I think there's the risk of allocation getting out of drift with a project as the project evolves. Both from a sign up perspective and "if this requires hand tweaking, people will forget to do it" perspective having this low touch is probably important.
If there's manual allocations any automatic adjustments will affect existing allocations
To answer your first question, you give StackAid access to repositories that you own (private or public) and we discover the dependencies you use automatically. Those dependencies are what is funded by your monthly subscription. Let's say you give us access to 4 different repositories with a total of 50 dependencies, then your subscription is divided equally among them. Hope that's helpful.
I just want to offer a word of support: I really like your solution! Don't get too hung up on HN curmudgeons "unable to use this product" because it does not work exactly the way they want to every last detail. There's more to this than making darn sure `aws-sdk` doesn't see a cent of your money...
You've found a need and you are addressing it. You've been thinking about this problem far longer than the drive by dissenters. You've run simulations and built the solution. Of course listen to the feedback, but don't let impact your trajectory unduly.
Personally, I find the emergent ecosystem of an egalitarian solution like this pretty fascinating. I'm totally on board. You've sold me and all you have is a waitlist. Take my card. I want to stop being the problem and actually participate in the solution (:
Also, I can't find any information about StackAid itself on the site. What country is it in (physical address or physical contact information?) What's the legal status? Right now it's totally anonymous which seems sketchy since its dealing with money.
How are taxes handled? How is money stored and transferred? What risks are there here?
Hey, we are located in the US based in Seattle and San Francisco and incorporated as an LLC. Our other founder has more of a social media[1] presence if that's helpful.
We use Stripe to process credit card payments as well as to pay out funds to projects that claim their funds.

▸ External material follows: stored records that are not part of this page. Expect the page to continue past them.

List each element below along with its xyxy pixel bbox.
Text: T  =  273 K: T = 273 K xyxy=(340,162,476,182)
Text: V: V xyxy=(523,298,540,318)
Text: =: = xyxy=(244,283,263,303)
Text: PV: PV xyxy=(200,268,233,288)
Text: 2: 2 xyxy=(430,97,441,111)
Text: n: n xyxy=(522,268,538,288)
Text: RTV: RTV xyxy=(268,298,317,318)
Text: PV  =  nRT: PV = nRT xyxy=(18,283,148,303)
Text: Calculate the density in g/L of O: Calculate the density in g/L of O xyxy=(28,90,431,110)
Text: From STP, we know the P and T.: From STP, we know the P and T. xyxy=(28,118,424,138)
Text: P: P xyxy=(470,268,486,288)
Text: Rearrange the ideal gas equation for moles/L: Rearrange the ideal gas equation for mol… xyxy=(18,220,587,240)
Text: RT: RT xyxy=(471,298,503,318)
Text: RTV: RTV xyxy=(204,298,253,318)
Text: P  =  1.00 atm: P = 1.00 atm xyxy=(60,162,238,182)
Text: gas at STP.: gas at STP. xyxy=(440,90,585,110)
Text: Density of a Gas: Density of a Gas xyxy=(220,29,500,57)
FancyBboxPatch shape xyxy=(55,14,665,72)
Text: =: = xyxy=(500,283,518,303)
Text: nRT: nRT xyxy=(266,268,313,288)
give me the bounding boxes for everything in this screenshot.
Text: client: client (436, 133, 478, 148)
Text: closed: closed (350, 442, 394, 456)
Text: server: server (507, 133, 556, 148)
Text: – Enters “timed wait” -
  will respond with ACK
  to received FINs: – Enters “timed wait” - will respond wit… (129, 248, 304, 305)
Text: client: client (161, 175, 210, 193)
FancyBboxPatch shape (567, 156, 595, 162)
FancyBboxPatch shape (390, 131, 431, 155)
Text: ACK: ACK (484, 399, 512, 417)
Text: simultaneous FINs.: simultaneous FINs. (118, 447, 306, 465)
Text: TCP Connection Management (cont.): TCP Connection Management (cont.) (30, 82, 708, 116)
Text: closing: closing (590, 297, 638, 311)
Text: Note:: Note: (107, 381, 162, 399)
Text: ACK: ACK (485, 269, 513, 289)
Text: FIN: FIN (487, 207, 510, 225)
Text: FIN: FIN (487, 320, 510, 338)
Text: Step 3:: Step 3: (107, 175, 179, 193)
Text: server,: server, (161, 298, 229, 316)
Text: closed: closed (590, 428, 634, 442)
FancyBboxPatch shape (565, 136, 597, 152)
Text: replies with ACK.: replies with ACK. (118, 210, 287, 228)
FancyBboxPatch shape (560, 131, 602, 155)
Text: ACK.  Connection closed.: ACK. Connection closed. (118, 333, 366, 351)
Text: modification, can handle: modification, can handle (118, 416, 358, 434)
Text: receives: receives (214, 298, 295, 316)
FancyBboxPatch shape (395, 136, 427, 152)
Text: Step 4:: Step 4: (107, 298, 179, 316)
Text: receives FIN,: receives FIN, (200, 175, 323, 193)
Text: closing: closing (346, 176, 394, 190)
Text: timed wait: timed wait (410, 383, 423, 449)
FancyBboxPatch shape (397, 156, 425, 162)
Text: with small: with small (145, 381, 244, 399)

US based recipients who receive above a certain amount of money will be required to give the required information for 1099 income.
Whether they succeed or not, it this takes off it creates a big incentive towards adding your own crap dependency to successful projects, that is to say, more garbage PRs (some better disguised than others). It’s like the Hacktoberfest disaster. The only difference is this has a tangible upside, the question is whether is outweighs the downside (quite likely in the taking off scenario), whereas Hacktoberfest is strictly negative value-add in my experience.